Our first form of bivariate analysis.

Correlation always involves two or more variables (columns).

The correlation coefficient measures the extent to which two variables are related, from -1 to 1.

Pearson’s correlation coefficient multiplies the deviations from the mean for two variables, and divides by the product of the standard deviation.

Tells us the strength of a correlation.

Pearson’s correlation, r, is the default in Pandas.

# Load cars sample dataset
cars = data.cars()

# Calculate correlations between all columns in a dataframe 
cars.corr(numeric_only=True)

# Calculate correlation between just two variables
cars.Miles_per_Gallon.corr(cars.Displacement)

Scatterplots show potential correlation between two variables

The y-axis shows the dependent variable, while the x-axis shows the independent variable.

Make a scatterplot with Altair

alt.Chart(cars, title="Fuel Efficiency and Engine Displacement").mark_point().encode(
    x=alt.X("Displacement:Q", title="Engine Displacement (liters)"),
    y=alt.Y("Miles_per_Gallon:Q", title="Fuel Efficiency (mpg)")
).interactive()

Add a line of best fit to make a regression plot

scatter = alt.Chart(cars, title="Fuel Efficiency and Engine Displacement").mark_point().encode(
    x=alt.X("Displacement:Q", title="Engine Displacement (liters)"),
    y=alt.Y("Miles_per_Gallon:Q", title="Fuel Efficiency (mpg)")
).interactive()

scatter + scatter.transform_regression('Displacement','Miles_per_Gallon').mark_line()

Avoid overplotting with heatmaps or kernel density estimation.

# Heatmap example
alt.Chart(cars, title="Fuel Efficiency and Engine Displacement").mark_rect().encode(
    x=alt.X("Displacement:Q", title="Engine Displacement (liters)").bin(),
    y=alt.Y("Miles_per_Gallon:Q", title="Fuel Efficiency (mpg)").bin(),
    color=alt.Color("count():Q")
)

Correlation matrix shows all possible correlations.

# Re-arrange correlation matrix data
cars_corr = (cars.corr(numeric_only=True)
             .stack()
             .reset_index()
             .rename(columns={0:'corr','level_0':'var1','level_1':'var2'})
            )
# Create correlation heatmap
base = alt.Chart(cars_corr, title="Cars Correlation Matrix").mark_rect().encode(
    x=alt.X("var1:N",title=None),
    y=alt.Y("var2:N",title=None),
    color=alt.Color("corr",title="Correlation coefficient").scale(scheme='blueorange')
).properties(width=300,height=300)
# Add text labels for coefficients
text = base.mark_text(baseline='middle').encode(
    alt.Text('corr:Q', format=".2f"),
    color=alt.condition(
        (alt.datum.corr < -0.5) | (alt.datum.corr > 0.5),
        alt.value('white'),
        alt.value('black')
    )
)
base+text # Display visualization

How do we know if a correlation coefficient is statistically significant?

There are standard parametric approaches to this, but we can use permutation!

We need a new simulation function for correlation.

def simulate_correlation(df,var1,var2):
    shuffled = df[var1].sample(frac=1).reset_index(drop=True)
    corr = shuffled.corr(df[var2])
    return corr

Let’s Try It!

Using the function from the previous slide, run 5000 permutations of the correlation between engine displacement and miles per gallon.

Graph the results as a histogram and calculate a p-value.
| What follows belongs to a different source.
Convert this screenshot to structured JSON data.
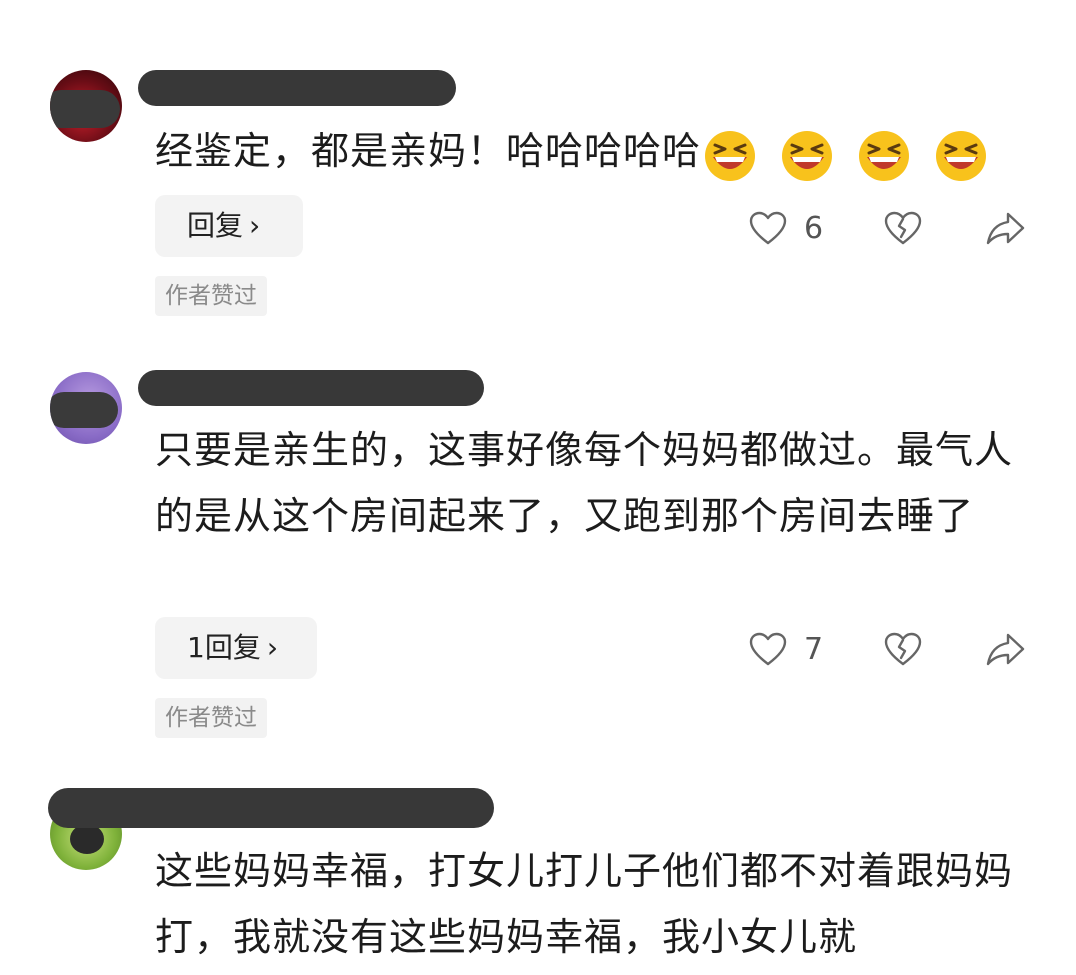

Is this a statistically significant correlation?

Always use summary statistics and visualization together.

If we have the same mean, standard deviation, and correlation we might expect the data sets to be similar…

But they could be very clearly and visually distinct!

Data Challenge

Use pandas to find the summary statistics for each dataset in the datasaurus_dozen.

• Find mean, standard deviation, and correlation for both x and y of each dataset. (You may need to group things by the “dataset” column.)
• When you’re done, try making scatter plots! (You may need to use the column encoding.)